Fix Content-Length buffer overflow and add regression tests

[Phlegmelm]

Summary

Stack buffer overflow in Decoder::reassemble() — the Content-Length
header value was copied into a fixed-size stack buffer with no length
check, allowing attacker-controlled input to overflow the buffer pre-auth.

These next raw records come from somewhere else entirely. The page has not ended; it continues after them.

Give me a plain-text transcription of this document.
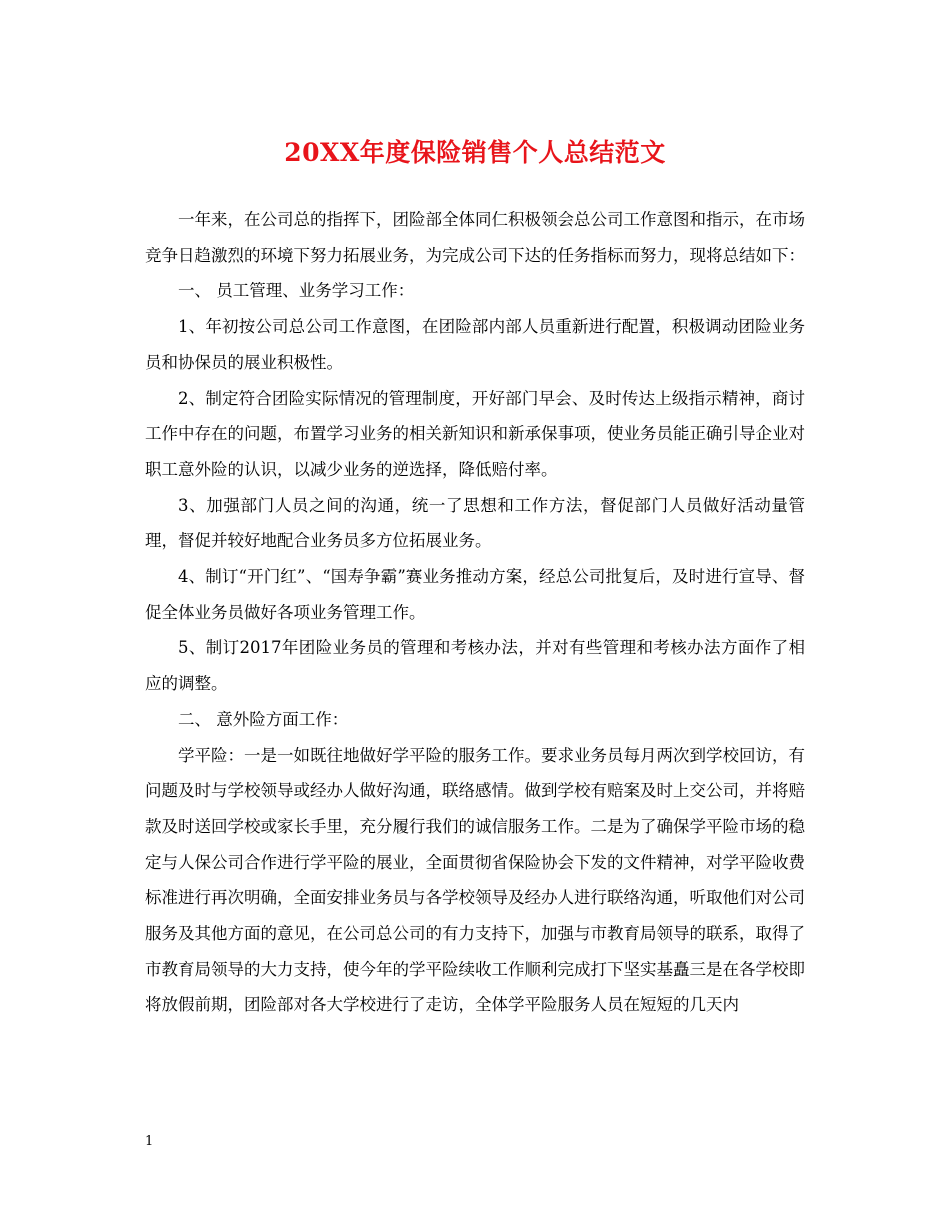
20XX年度保险销售个人总结范文

一年来，在公司总的指挥下，团险部全体同仁积极领会总公司工作意图和指示，在市场竞争日趋激烈的环境下努力拓展业务，为完成公司下达的任务指标而努力，现将总结如下：

一、 员工管理、业务学习工作：

1、年初按公司总公司工作意图，在团险部内部人员重新进行配置，积极调动团险业务员和协保员的展业积极性。

2、制定符合团险实际情况的管理制度，开好部门早会、及时传达上级指示精神，商讨工作中存在的问题，布置学习业务的相关新知识和新承保事项，使业务员能正确引导企业对职工意外险的认识，以减少业务的逆选择，降低赔付率。

3、加强部门人员之间的沟通，统一了思想和工作方法，督促部门人员做好活动量管理，督促并较好地配合业务员多方位拓展业务。

4、制订“开门红”、“国寿争霸”赛业务推动方案，经总公司批复后，及时进行宣导、督促全体业务员做好各项业务管理工作。

5、制订2017年团险业务员的管理和考核办法，并对有些管理和考核办法方面作了相应的调整。

二、 意外险方面工作：

学平险：一是一如既往地做好学平险的服务工作。要求业务员每月两次到学校回访，有问题及时与学校领导或经办人做好沟通，联络感情。做到学校有赔案及时上交公司，并将赔款及时送回学校或家长手里，充分履行我们的诚信服务工作。二是为了确保学平险市场的稳定与人保公司合作进行学平险的展业，全面贯彻省保险协会下发的文件精神，对学平险收费标准进行再次明确，全面安排业务员与各学校领导及经办人进行联络沟通，听取他们对公司服务及其他方面的意见，在公司总公司的有力支持下，加强与市教育局领导的联系，取得了市教育局领导的大力支持，使今年的学平险续收工作顺利完成打下坚实基矗三是在各学校即将放假前期，团险部对各大学校进行了走访，全体学平险服务人员在短短的几天内

1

Reported via GHSA-rh3p-qxp2-vx3f.

Root cause

contrib/sip_proxy/filters/network/source/decoder.cc passed an
attacker-controlled length directly to copyOut() without bounds checking:

char len[10]{};
remaining_data.copyOut(offset, value_len, len); // value_len unchecked

Changes

• Restored content_length_end == -1 guard to prevent length underflow
• Added value_len <= 0 guard to reject malformed empty/zero-span headers
• Clamped copy to min(value_len, sizeof(len) - 1) — copyOut can no
  longer write past the buffer
• Replaced std::atoi with absl::SimpleAtoi into uint32_t — rejects
  negative, non-numeric, and out-of-range values
• Added Bazel dep @abseil-cpp//absl/strings to decoder_lib
• Added regression tests: DecodeOverlongContentLengthDoesNotOverflow,
  DecodeNegativeContentLengthIsRejected

Testing

Not compiled on Windows — verified by review and against the buffer API
contract. Linux build target:
//contrib/sip_proxy/filters/network/test:decoder_test

[repokitteh-read-only]

Hi @Phlegmelm, welcome and thank you for your contribution.

We will try to review your Pull Request as quickly as possible.

In the meantime, please take a look at the contribution guidelines if you have not done so already.

🐱

Caused by: #45371 was opened by Phlegmelm.

see: more, trace.

[yanavlasov]

Thanks. Just a small suggestion to use string_view instead of copying data.

/wait

[yanavlasov]

Creating absl::string_view into the content, instead of copying may be better. It will also avoid constructing absl::string_view later on.